Contract theorists Oliver Hart and Bengt Holmström win Nobel prize

10 Oct 2016

Nobel prize. Image: Vladislav Gajic

Decades of work on contract theory have helped Oliver Hart and Bengt Holmström win the 2016 Nobel prize for economics.

The latest* Nobel prize winners has been announced, with England’s Oliver Hart and Finland’s Bengt Holmström taking the honours in the economics field, which enjoys a longer name of the ‘Sveriges Riksbank Prize in Economic Sciences in Memory of Alfred Nobel’.

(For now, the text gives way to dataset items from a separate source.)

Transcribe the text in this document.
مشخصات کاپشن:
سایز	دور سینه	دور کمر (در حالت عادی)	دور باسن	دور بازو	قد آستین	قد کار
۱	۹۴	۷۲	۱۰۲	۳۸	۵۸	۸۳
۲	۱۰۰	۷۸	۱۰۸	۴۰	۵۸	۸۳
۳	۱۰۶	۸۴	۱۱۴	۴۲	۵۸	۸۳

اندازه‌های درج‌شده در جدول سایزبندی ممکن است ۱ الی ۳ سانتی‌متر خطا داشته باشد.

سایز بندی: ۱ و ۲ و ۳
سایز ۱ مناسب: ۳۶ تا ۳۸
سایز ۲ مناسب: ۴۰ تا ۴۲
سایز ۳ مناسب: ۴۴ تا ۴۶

The duo shared the prize “for their contributions to contract theory”, with theorising dating back to the 1970s (Holmström) and 1980s (Hart) underpinning this year’s commendation.

Nobel prize

“I woke at about 4.40am and was wondering whether it was getting too late for it to be this year, but then fortunately the phone rang,” said Hart on hearing the news.

“My first action was to hug my wife, wake up my younger son … and I actually spoke to my fellow laureate,” he said.

Holmström first looked at the forging of contracts that related to work unseen by those in charge, discussing incentivised contracts as a way of ensuring behaviour that is beneficial to the company.

Hart’s look at ‘incomplete contracts’ highlighted how impossible it is to plan for every single eventuality, shedding new light on ownership, control and responsibility.

The Nobel Prize medal, front and back. Image: The Nobel Foundation/Lovisa Engblom

The Nobel Prize medal, front and back. Image: The Nobel Foundation/Lovisa Engblom

Through their initial contributions, Hart and Holmström launched contract theory as a fertile field of basic research, according to the Nobel Foundation.

“Over the last few decades, they have also explored many of its applications,” it said when announcing the winners.

“Their analysis of optimal contractual arrangements lays an intellectual foundation for designing policies and institutions in many areas, from bankruptcy legislation to political constitutions.”

The 2016 Nobel Prize winner for physiology or medicine was last week revealed as Yoshinori Ohsumi, for his 1990s work on autophagy, discovering the mechanism behind the process.

Autophagy is the process of ‘self-eating’ that cells go through, destroying their own contents and recycling certain components.

The Nobel Prize for chemistry was awarded to some of the world’s leading researchers for their design and production of molecular machines.

In describing the work of the three Nobel laureates – Jean-Pierre Sauvage, Sir J Fraser Stoddart and Bernard L Feringa – the committee said that their miniaturised machines have “taken chemistry to a new dimension”.

Elsewhere, physicists David J Thouless, F Duncan M Haldane and J Michael Kosterlitz were jointly awarded the Nobel Prize in physics for their efforts in unlocking the secrets of mysterious, exotic matter.

Meanwhile, Colombian President Juan Manuel Santos won the Nobel peace prize last Friday for his efforts to end a 52-year-old war with Marxist guerrillas, the award coming as a surprise to some.

Updated, 2.02pm, 10 October 2016: This article was updated to clarify that the Nobel prize for economics is the latest 2016 award, not the last.